The awards honor individuals and/or organizations that have made exceptional contributions to inspiring and supporting diversity, equity, and inclusion within the College community. They are intended to recognize that a diverse campus community empowers institutional excellence by broadening and strengthening the college's mission of teaching, learning, and scholarship.

“(Promoting) diversity, equity, and inclusion is not just an academic exercise,” said Dr. Kevin Jordan, Vice President for Diversity, Equity, and Inclusive Excellence and Chief Diversity Officer. “We want this campus to be welcoming to everyone.”

This year’s honorees stood out for their work transforming campus culture. Fatoma Rad, a Senior Assistant Librarian at Greenley Hall, was recognized for diversifying the library’s collection of books. Junior Elena Ortiz Dilone of Hempstead was cited for several research projects, among them studies on how Hispanic students view campus police and campus police attitudes toward LGBTQ students.

In the five years since coming to FSC, Rad infused the library’s collections with more Black and indigenous authors, created a permanent collection of authors from underrepresented cultures, and scheduled special displays. “I started evaluating the collection to improve inclusion of books and other materials representing a wide variety of authors and viewpoints,” she said before the ceremony. Those who cannot make it to the library can see the displays on social media posts.
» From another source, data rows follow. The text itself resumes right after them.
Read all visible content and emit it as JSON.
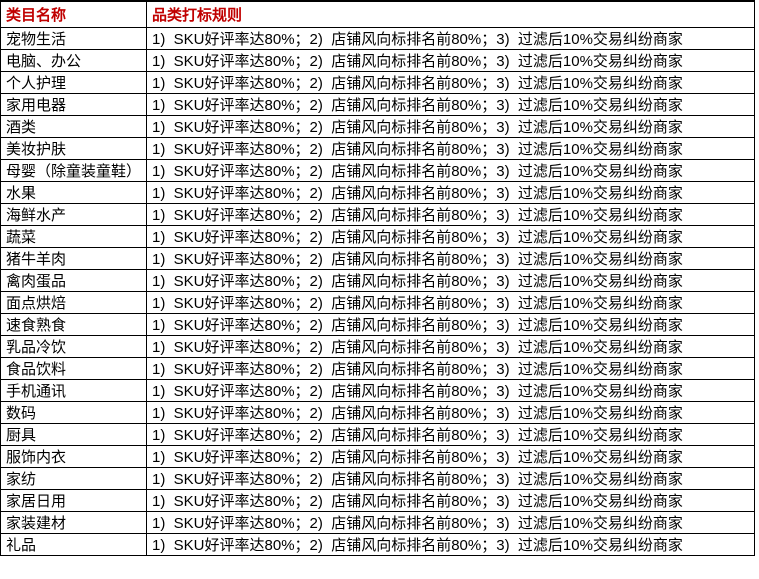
{
  "page": {
    "background_color": "#ffffff",
    "border_color": "#000000",
    "header_text_color": "#C00000",
    "body_text_color": "#000000"
  },
  "table": {
    "header": {
      "category": "类目名称",
      "rule": "品类打标规则"
    },
    "rows": [
      {
        "category": "宠物生活",
        "rule": "1)  SKU好评率达80%；2)  店铺风向标排名前80%；3)  过滤后10%交易纠纷商家"
      },
      {
        "category": "电脑、办公",
        "rule": "1)  SKU好评率达80%；2)  店铺风向标排名前80%；3)  过滤后10%交易纠纷商家"
      },
      {
        "category": "个人护理",
        "rule": "1)  SKU好评率达80%；2)  店铺风向标排名前80%；3)  过滤后10%交易纠纷商家"
      },
      {
        "category": "家用电器",
        "rule": "1)  SKU好评率达80%；2)  店铺风向标排名前80%；3)  过滤后10%交易纠纷商家"
      },
      {
        "category": "酒类",
        "rule": "1)  SKU好评率达80%；2)  店铺风向标排名前80%；3)  过滤后10%交易纠纷商家"
      },
      {
        "category": "美妆护肤",
        "rule": "1)  SKU好评率达80%；2)  店铺风向标排名前80%；3)  过滤后10%交易纠纷商家"
      },
      {
        "category": "母婴（除童装童鞋）",
        "rule": "1)  SKU好评率达80%；2)  店铺风向标排名前80%；3)  过滤后10%交易纠纷商家"
      },
      {
        "category": "水果",
        "rule": "1)  SKU好评率达80%；2)  店铺风向标排名前80%；3)  过滤后10%交易纠纷商家"
      },
      {
        "category": "海鲜水产",
        "rule": "1)  SKU好评率达80%；2)  店铺风向标排名前80%；3)  过滤后10%交易纠纷商家"
      },
      {
        "category": "蔬菜",
        "rule": "1)  SKU好评率达80%；2)  店铺风向标排名前80%；3)  过滤后10%交易纠纷商家"
      },
      {
        "category": "猪牛羊肉",
        "rule": "1)  SKU好评率达80%；2)  店铺风向标排名前80%；3)  过滤后10%交易纠纷商家"
      },
      {
        "category": "禽肉蛋品",
        "rule": "1)  SKU好评率达80%；2)  店铺风向标排名前80%；3)  过滤后10%交易纠纷商家"
      },
      {
        "category": "面点烘焙",
        "rule": "1)  SKU好评率达80%；2)  店铺风向标排名前80%；3)  过滤后10%交易纠纷商家"
      },
      {
        "category": "速食熟食",
        "rule": "1)  SKU好评率达80%；2)  店铺风向标排名前80%；3)  过滤后10%交易纠纷商家"
      },
      {
        "category": "乳品冷饮",
        "rule": "1)  SKU好评率达80%；2)  店铺风向标排名前80%；3)  过滤后10%交易纠纷商家"
      },
      {
        "category": "食品饮料",
        "rule": "1)  SKU好评率达80%；2)  店铺风向标排名前80%；3)  过滤后10%交易纠纷商家"
      },
      {
        "category": "手机通讯",
        "rule": "1)  SKU好评率达80%；2)  店铺风向标排名前80%；3)  过滤后10%交易纠纷商家"
      },
      {
        "category": "数码",
        "rule": "1)  SKU好评率达80%；2)  店铺风向标排名前80%；3)  过滤后10%交易纠纷商家"
      },
      {
        "category": "厨具",
        "rule": "1)  SKU好评率达80%；2)  店铺风向标排名前80%；3)  过滤后10%交易纠纷商家"
      },
      {
        "category": "服饰内衣",
        "rule": "1)  SKU好评率达80%；2)  店铺风向标排名前80%；3)  过滤后10%交易纠纷商家"
      },
      {
        "category": "家纺",
        "rule": "1)  SKU好评率达80%；2)  店铺风向标排名前80%；3)  过滤后10%交易纠纷商家"
      },
      {
        "category": "家居日用",
        "rule": "1)  SKU好评率达80%；2)  店铺风向标排名前80%；3)  过滤后10%交易纠纷商家"
      },
      {
        "category": "家装建材",
        "rule": "1)  SKU好评率达80%；2)  店铺风向标排名前80%；3)  过滤后10%交易纠纷商家"
      },
      {
        "category": "礼品",
        "rule": "1)  SKU好评率达80%；2)  店铺风向标排名前80%；3)  过滤后10%交易纠纷商家"
      }
    ]
  }
}
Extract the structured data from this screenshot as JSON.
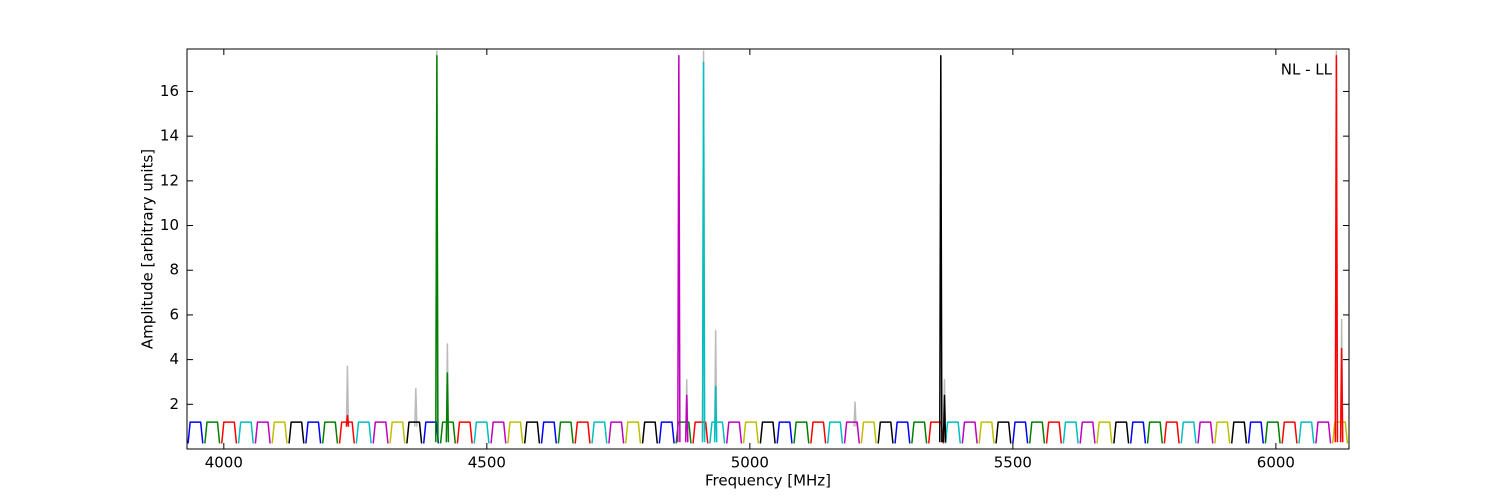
{
  "chart_data": {
    "type": "line",
    "annotation": "NL - LL",
    "xlabel": "Frequency [MHz]",
    "ylabel": "Amplitude [arbitrary units]",
    "xlim": [
      3930,
      6139
    ],
    "xticks": [
      4000,
      4500,
      5000,
      5500,
      6000
    ],
    "ylim": [
      0,
      17.9
    ],
    "yticks": [
      2,
      4,
      6,
      8,
      10,
      12,
      14,
      16
    ],
    "grid": false,
    "series": [
      {
        "color": "#bbbbbb",
        "x": [
          4233,
          4235,
          4237,
          null,
          4363,
          4365,
          4367,
          null,
          4403,
          4405,
          4407,
          null,
          4423,
          4425,
          4427,
          null,
          4878,
          4880,
          4882,
          null,
          4910,
          4912,
          4914,
          null,
          4933,
          4935,
          4937,
          null,
          5198,
          5200,
          5202,
          null,
          5368,
          5370,
          5372,
          null,
          6113,
          6115,
          6117,
          null,
          6123,
          6125,
          6127
        ],
        "values": [
          1,
          3.7,
          1,
          null,
          1,
          2.7,
          1,
          null,
          0.5,
          17.8,
          0.5,
          null,
          0.5,
          4.7,
          0.5,
          null,
          0.5,
          3.1,
          0.5,
          null,
          0.5,
          17.8,
          0.5,
          null,
          0.5,
          5.3,
          0.5,
          null,
          1,
          2.1,
          1,
          null,
          0.5,
          3.1,
          0.5,
          null,
          0.5,
          17.8,
          0.5,
          null,
          0.5,
          5.8,
          0.5
        ]
      },
      {
        "color": "#0000ff",
        "x": [
          3932,
          3936,
          3956,
          3960,
          null,
          4156,
          4160,
          4180,
          4184,
          null,
          4380,
          4384,
          4404,
          4408,
          null,
          4604,
          4608,
          4628,
          4632,
          null,
          4828,
          4832,
          4852,
          4856,
          null,
          5052,
          5056,
          5076,
          5080,
          null,
          5276,
          5280,
          5300,
          5304,
          null,
          5500,
          5504,
          5524,
          5528,
          null,
          5724,
          5728,
          5748,
          5752,
          null,
          5948,
          5952,
          5972,
          5976
        ],
        "values": [
          0.25,
          1.2,
          1.2,
          0.25,
          null,
          0.25,
          1.2,
          1.2,
          0.25,
          null,
          0.25,
          1.2,
          1.2,
          0.25,
          null,
          0.25,
          1.2,
          1.2,
          0.25,
          null,
          0.25,
          1.2,
          1.2,
          0.25,
          null,
          0.25,
          1.2,
          1.2,
          0.25,
          null,
          0.25,
          1.2,
          1.2,
          0.25,
          null,
          0.25,
          1.2,
          1.2,
          0.25,
          null,
          0.25,
          1.2,
          1.2,
          0.25,
          null,
          0.25,
          1.2,
          1.2,
          0.25
        ]
      },
      {
        "color": "#008000",
        "x": [
          3964,
          3968,
          3988,
          3992,
          null,
          4188,
          4192,
          4212,
          4216,
          null,
          4412,
          4416,
          4436,
          4440,
          null,
          4636,
          4640,
          4660,
          4664,
          null,
          4860,
          4864,
          4884,
          4888,
          null,
          5084,
          5088,
          5108,
          5112,
          null,
          5308,
          5312,
          5332,
          5336,
          null,
          5532,
          5536,
          5556,
          5560,
          null,
          5756,
          5760,
          5780,
          5784,
          null,
          5980,
          5984,
          6004,
          6008
        ],
        "values": [
          0.25,
          1.2,
          1.2,
          0.25,
          null,
          0.25,
          1.2,
          1.2,
          0.25,
          null,
          0.25,
          1.2,
          1.2,
          0.25,
          null,
          0.25,
          1.2,
          1.2,
          0.25,
          null,
          0.25,
          1.2,
          1.2,
          0.25,
          null,
          0.25,
          1.2,
          1.2,
          0.25,
          null,
          0.25,
          1.2,
          1.2,
          0.25,
          null,
          0.25,
          1.2,
          1.2,
          0.25,
          null,
          0.25,
          1.2,
          1.2,
          0.25,
          null,
          0.25,
          1.2,
          1.2,
          0.25
        ]
      },
      {
        "color": "#ff0000",
        "x": [
          3996,
          4000,
          4020,
          4024,
          null,
          4220,
          4224,
          4244,
          4248,
          null,
          4444,
          4448,
          4468,
          4472,
          null,
          4668,
          4672,
          4692,
          4696,
          null,
          4892,
          4896,
          4916,
          4920,
          null,
          5116,
          5120,
          5140,
          5144,
          null,
          5340,
          5344,
          5364,
          5368,
          null,
          5564,
          5568,
          5588,
          5592,
          null,
          5788,
          5792,
          5812,
          5816,
          null,
          6012,
          6016,
          6036,
          6040
        ],
        "values": [
          0.25,
          1.2,
          1.2,
          0.25,
          null,
          0.25,
          1.2,
          1.2,
          0.25,
          null,
          0.25,
          1.2,
          1.2,
          0.25,
          null,
          0.25,
          1.2,
          1.2,
          0.25,
          null,
          0.25,
          1.2,
          1.2,
          0.25,
          null,
          0.25,
          1.2,
          1.2,
          0.25,
          null,
          0.25,
          1.2,
          1.2,
          0.25,
          null,
          0.25,
          1.2,
          1.2,
          0.25,
          null,
          0.25,
          1.2,
          1.2,
          0.25,
          null,
          0.25,
          1.2,
          1.2,
          0.25
        ]
      },
      {
        "color": "#00bfbf",
        "x": [
          4028,
          4032,
          4052,
          4056,
          null,
          4252,
          4256,
          4276,
          4280,
          null,
          4476,
          4480,
          4500,
          4504,
          null,
          4700,
          4704,
          4724,
          4728,
          null,
          4924,
          4928,
          4948,
          4952,
          null,
          5148,
          5152,
          5172,
          5176,
          null,
          5372,
          5376,
          5396,
          5400,
          null,
          5596,
          5600,
          5620,
          5624,
          null,
          5820,
          5824,
          5844,
          5848,
          null,
          6044,
          6048,
          6068,
          6072
        ],
        "values": [
          0.25,
          1.2,
          1.2,
          0.25,
          null,
          0.25,
          1.2,
          1.2,
          0.25,
          null,
          0.25,
          1.2,
          1.2,
          0.25,
          null,
          0.25,
          1.2,
          1.2,
          0.25,
          null,
          0.25,
          1.2,
          1.2,
          0.25,
          null,
          0.25,
          1.2,
          1.2,
          0.25,
          null,
          0.25,
          1.2,
          1.2,
          0.25,
          null,
          0.25,
          1.2,
          1.2,
          0.25,
          null,
          0.25,
          1.2,
          1.2,
          0.25,
          null,
          0.25,
          1.2,
          1.2,
          0.25
        ]
      },
      {
        "color": "#bf00bf",
        "x": [
          4060,
          4064,
          4084,
          4088,
          null,
          4284,
          4288,
          4308,
          4312,
          null,
          4508,
          4512,
          4532,
          4536,
          null,
          4732,
          4736,
          4756,
          4760,
          null,
          4956,
          4960,
          4980,
          4984,
          null,
          5180,
          5184,
          5204,
          5208,
          null,
          5404,
          5408,
          5428,
          5432,
          null,
          5628,
          5632,
          5652,
          5656,
          null,
          5852,
          5856,
          5876,
          5880,
          null,
          6076,
          6080,
          6100,
          6104
        ],
        "values": [
          0.25,
          1.2,
          1.2,
          0.25,
          null,
          0.25,
          1.2,
          1.2,
          0.25,
          null,
          0.25,
          1.2,
          1.2,
          0.25,
          null,
          0.25,
          1.2,
          1.2,
          0.25,
          null,
          0.25,
          1.2,
          1.2,
          0.25,
          null,
          0.25,
          1.2,
          1.2,
          0.25,
          null,
          0.25,
          1.2,
          1.2,
          0.25,
          null,
          0.25,
          1.2,
          1.2,
          0.25,
          null,
          0.25,
          1.2,
          1.2,
          0.25,
          null,
          0.25,
          1.2,
          1.2,
          0.25
        ]
      },
      {
        "color": "#bfbf00",
        "x": [
          4092,
          4096,
          4116,
          4120,
          null,
          4316,
          4320,
          4340,
          4344,
          null,
          4540,
          4544,
          4564,
          4568,
          null,
          4764,
          4768,
          4788,
          4792,
          null,
          4988,
          4992,
          5012,
          5016,
          null,
          5212,
          5216,
          5236,
          5240,
          null,
          5436,
          5440,
          5460,
          5464,
          null,
          5660,
          5664,
          5684,
          5688,
          null,
          5884,
          5888,
          5908,
          5912,
          null,
          6108,
          6112,
          6132,
          6136
        ],
        "values": [
          0.25,
          1.2,
          1.2,
          0.25,
          null,
          0.25,
          1.2,
          1.2,
          0.25,
          null,
          0.25,
          1.2,
          1.2,
          0.25,
          null,
          0.25,
          1.2,
          1.2,
          0.25,
          null,
          0.25,
          1.2,
          1.2,
          0.25,
          null,
          0.25,
          1.2,
          1.2,
          0.25,
          null,
          0.25,
          1.2,
          1.2,
          0.25,
          null,
          0.25,
          1.2,
          1.2,
          0.25,
          null,
          0.25,
          1.2,
          1.2,
          0.25,
          null,
          0.25,
          1.2,
          1.2,
          0.25
        ]
      },
      {
        "color": "#000000",
        "x": [
          4124,
          4128,
          4148,
          4152,
          null,
          4348,
          4352,
          4372,
          4376,
          null,
          4572,
          4576,
          4596,
          4600,
          null,
          4796,
          4800,
          4820,
          4824,
          null,
          5020,
          5024,
          5044,
          5048,
          null,
          5244,
          5248,
          5268,
          5272,
          null,
          5468,
          5472,
          5492,
          5496,
          null,
          5692,
          5696,
          5716,
          5720,
          null,
          5916,
          5920,
          5940,
          5944
        ],
        "values": [
          0.25,
          1.2,
          1.2,
          0.25,
          null,
          0.25,
          1.2,
          1.2,
          0.25,
          null,
          0.25,
          1.2,
          1.2,
          0.25,
          null,
          0.25,
          1.2,
          1.2,
          0.25,
          null,
          0.25,
          1.2,
          1.2,
          0.25,
          null,
          0.25,
          1.2,
          1.2,
          0.25,
          null,
          0.25,
          1.2,
          1.2,
          0.25,
          null,
          0.25,
          1.2,
          1.2,
          0.25,
          null,
          0.25,
          1.2,
          1.2,
          0.25
        ]
      },
      {
        "color": "#008000",
        "x": [
          4403,
          4405,
          4407,
          null,
          4423,
          4425,
          4427
        ],
        "values": [
          0.3,
          17.6,
          0.3,
          null,
          0.3,
          3.4,
          0.3
        ]
      },
      {
        "color": "#bf00bf",
        "x": [
          4863,
          4865,
          4867,
          null,
          4878,
          4880,
          4882
        ],
        "values": [
          0.3,
          17.6,
          0.3,
          null,
          0.3,
          2.4,
          0.3
        ]
      },
      {
        "color": "#00bfbf",
        "x": [
          4910,
          4912,
          4914,
          null,
          4933,
          4935,
          4937
        ],
        "values": [
          0.3,
          17.3,
          0.3,
          null,
          0.3,
          2.8,
          0.3
        ]
      },
      {
        "color": "#000000",
        "x": [
          5361,
          5363,
          5365,
          null,
          5368,
          5370,
          5372
        ],
        "values": [
          0.3,
          17.6,
          0.3,
          null,
          0.3,
          2.4,
          0.3
        ]
      },
      {
        "color": "#ff0000",
        "x": [
          4233,
          4235,
          4237,
          null,
          6113,
          6115,
          6117,
          null,
          6123,
          6125,
          6127
        ],
        "values": [
          1,
          1.5,
          1,
          null,
          0.3,
          17.6,
          0.3,
          null,
          0.3,
          4.5,
          0.3
        ]
      }
    ]
  }
}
In order to highlight social inequalities and highlight Black voices, according to Rad, she created a permanent library display called The FSC Black Experience - which was co-created with former NAACP Student President Darrien Hunt in summer 2020. With the possibility of FSC becoming a Hispanic-serving institution, Rad worked with her student employees to translate part of the library website into Spanish.

Her coworkers have been very supportive of her efforts. “I want to thank the library—I have very out of pocket ideas and the library staff agrees with them,” Rad said at the presentation.

Ortiz Dilone’s accomplishments were so impressive that Nader said he had to re-read the files “because I was thunderstruck with what she had done.”

An applied psychology major, Ortiz Dilone conducted research through the RAM program; one project examined Latinos perceptions of campus police and willingness to report crimes. Her research showed that Latino students are less likely to report crimes on campus because of their distrust of the police and uncertainty of how they will be perceived. FSC students’ perceptions of police were more positive if they were not Latino. After reading her research, Nader arranged a meeting between Ortiz Dilone and the campus police.

Another project involved determining police attitudes toward LGBTQ students and whether police should be present at Pride events.

This summer, Ortiz Dilone traveled to South Carolina to work with a student from the University of South Carolina researching how victim-related factors affected prosecutors’ summaries of domestic violence cases through the Research Experience for Undergraduates (REU) program. 

As impressive and inspiring as these efforts are, FSC always is looking to improve. “We’re taking steps to include diversity, equity, inclusion, and social justice into the curriculum and looking at how we can become more diverse,” Nader said. “Don’t hesitate to celebrate when you have a chance. There will be bumps in the road. I recommend people use them as inspiration.”

FSC is an ideal place for reshaping and expanding thinking, said Jordan. The classic song “You Have to be Carefully Taught,” from the musical “South Pacific,” he noted, talks about how bias is learned, not inborn. “The stuff you come across that affects equity, diversity, and inclusion it’s what we’ve been taught,” he said.

“We’re an institution whose primary mission is teaching and learning,” Jordan continued. He noted the words of inspirational speaker Lailah Gifty Akita who said, “We must passionately learn, unlearn and relearn.” “FSC is not resistant to learning, unlearning, and relearning,” Jordan said. “That’s why we are here to celebrate.”